Ha deciso di non essere fiduciario di alcuna compagnia di assicurazione e/o banche, per non intaccare la propria opera di tutela nei confronti dei danneggiati e dei consumatori.

Ha collaborato, nel primo decennio del 2000, con Cittadinanzattiva Onlus, risultando membro: a) del gruppo studio “Assicurazioni ” del CNCU, istituito presso il Ministero delle Attività Produttive; b) del collegio del Nord Italia dei conciliatori istituito presso il gruppo Banca Intesa, c) del gruppo di studio istituito presso l’ANIA per l’emanazione del nuovo Codice delle Assicurazioni. Ha svolto corsi seminariali in tema assicurativo a livello nazionale, promossi e patrocinati dal Ministero delle Attività Produttive.

È stato relatore in diversi convegni giuridici di carattere nazionale.
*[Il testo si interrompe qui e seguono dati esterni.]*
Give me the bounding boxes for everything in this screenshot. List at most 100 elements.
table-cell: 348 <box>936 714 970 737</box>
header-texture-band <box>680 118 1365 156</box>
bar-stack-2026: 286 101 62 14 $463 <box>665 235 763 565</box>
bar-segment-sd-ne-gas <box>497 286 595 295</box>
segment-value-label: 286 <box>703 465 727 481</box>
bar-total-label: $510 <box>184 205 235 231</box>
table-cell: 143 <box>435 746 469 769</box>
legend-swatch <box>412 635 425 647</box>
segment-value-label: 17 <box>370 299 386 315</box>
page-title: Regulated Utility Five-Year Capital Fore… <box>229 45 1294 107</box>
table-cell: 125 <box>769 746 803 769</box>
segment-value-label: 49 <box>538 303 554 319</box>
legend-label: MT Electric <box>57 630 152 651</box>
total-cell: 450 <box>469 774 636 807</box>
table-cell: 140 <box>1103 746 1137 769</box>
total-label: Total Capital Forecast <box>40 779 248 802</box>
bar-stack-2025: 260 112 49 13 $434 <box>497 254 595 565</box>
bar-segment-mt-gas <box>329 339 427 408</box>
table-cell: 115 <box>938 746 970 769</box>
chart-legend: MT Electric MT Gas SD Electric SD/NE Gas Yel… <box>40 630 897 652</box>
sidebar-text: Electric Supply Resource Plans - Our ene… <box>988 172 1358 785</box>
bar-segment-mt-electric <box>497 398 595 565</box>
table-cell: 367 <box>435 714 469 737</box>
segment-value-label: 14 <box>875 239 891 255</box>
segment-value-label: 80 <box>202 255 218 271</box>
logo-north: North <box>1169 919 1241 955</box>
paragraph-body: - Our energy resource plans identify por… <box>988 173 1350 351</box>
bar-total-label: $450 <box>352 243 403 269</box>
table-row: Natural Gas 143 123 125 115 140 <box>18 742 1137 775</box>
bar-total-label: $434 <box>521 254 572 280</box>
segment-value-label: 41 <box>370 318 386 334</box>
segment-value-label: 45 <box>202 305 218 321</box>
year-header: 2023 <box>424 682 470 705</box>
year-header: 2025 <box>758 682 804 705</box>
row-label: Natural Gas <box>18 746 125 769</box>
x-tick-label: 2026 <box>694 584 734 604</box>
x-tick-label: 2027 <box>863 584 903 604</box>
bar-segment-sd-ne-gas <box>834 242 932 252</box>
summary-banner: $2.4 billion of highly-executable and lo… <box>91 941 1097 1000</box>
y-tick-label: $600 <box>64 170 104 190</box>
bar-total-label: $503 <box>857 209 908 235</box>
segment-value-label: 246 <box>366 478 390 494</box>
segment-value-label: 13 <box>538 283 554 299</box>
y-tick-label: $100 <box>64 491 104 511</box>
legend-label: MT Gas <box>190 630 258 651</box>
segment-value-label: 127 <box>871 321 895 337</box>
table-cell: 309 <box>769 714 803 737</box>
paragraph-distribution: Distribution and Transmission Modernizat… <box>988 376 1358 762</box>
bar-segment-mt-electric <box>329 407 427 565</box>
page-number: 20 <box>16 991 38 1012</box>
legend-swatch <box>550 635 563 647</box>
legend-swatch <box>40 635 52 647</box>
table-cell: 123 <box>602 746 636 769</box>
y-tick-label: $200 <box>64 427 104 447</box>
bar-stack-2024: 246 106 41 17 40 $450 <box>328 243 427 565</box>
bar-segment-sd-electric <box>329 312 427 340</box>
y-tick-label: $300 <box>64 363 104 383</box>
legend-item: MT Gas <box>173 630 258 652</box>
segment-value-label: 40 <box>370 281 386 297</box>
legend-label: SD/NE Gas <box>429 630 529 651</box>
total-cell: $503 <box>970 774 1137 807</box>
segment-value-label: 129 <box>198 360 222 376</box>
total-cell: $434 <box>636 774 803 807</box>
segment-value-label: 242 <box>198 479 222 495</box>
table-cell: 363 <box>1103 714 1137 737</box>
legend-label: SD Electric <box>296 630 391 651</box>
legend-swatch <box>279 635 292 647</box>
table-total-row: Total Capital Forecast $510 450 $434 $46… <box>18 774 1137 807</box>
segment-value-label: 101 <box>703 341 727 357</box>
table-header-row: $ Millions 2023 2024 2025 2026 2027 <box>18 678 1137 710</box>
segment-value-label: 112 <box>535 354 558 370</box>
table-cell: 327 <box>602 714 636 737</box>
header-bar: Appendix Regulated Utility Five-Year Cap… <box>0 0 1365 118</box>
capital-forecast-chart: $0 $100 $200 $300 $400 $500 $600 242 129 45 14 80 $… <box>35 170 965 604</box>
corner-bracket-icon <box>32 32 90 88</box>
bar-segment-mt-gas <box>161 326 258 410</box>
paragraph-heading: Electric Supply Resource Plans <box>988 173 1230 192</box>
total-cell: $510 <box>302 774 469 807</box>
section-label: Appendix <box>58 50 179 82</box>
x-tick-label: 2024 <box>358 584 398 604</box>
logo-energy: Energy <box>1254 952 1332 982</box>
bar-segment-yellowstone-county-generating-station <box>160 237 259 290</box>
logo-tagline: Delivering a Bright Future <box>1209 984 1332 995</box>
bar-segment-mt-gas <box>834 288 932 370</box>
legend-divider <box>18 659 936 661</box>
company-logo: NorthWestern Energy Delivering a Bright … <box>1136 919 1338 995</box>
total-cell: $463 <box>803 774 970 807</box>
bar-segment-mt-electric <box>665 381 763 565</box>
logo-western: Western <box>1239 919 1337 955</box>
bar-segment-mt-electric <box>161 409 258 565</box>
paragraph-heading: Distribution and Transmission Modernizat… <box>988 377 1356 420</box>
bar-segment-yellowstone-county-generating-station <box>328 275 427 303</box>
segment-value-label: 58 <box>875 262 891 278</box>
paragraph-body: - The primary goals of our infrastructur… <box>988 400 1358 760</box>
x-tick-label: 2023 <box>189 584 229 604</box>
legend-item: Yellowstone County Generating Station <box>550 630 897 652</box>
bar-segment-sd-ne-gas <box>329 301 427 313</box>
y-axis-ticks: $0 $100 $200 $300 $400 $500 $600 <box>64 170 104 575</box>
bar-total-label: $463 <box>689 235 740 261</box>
Nata a Cosenza in data 29 settembre 1981, consegue il diploma di maturità al liceo scientifico (voto 100/100) e si laurea nel 2006, presso l’Università di Cosenza (UNICAL), in giurisprudenza (voto 108/110) discutendo una tesi nell’ambito del diritto del lavoro (“Il nuovo sistema di tutela contro gli infortuni sul lavoro e le malattie professionali: Decreto Legislativo n. 38/2000′) e del diritto assicurativo (“Il sistema assicurativo sociale in ambito europeo”).

È avvocato dal 2009; fa parte dello studio dal 2013. Si occupa prevalentemente di diritto civile, sostanziale e processuale, diritto del lavoro, diritto di famiglia, procedure stragiudiziali e di mediazione. Nell’ambito della materia di elezione dello studio legale, si interessa in particolare degli istituti di responsabilità civile speciale, di quello di natura professionale, oltre alla tutela degli animali e dell’ambiente, a vantaggio del quale svolge anche attività di volontariato sociale.

È attiva nell’ambito del diritto di famiglia e della tutela dei minori, nonché della tutela dei diritti della persona in generale, dei consumatori e della proprietà intellettuale.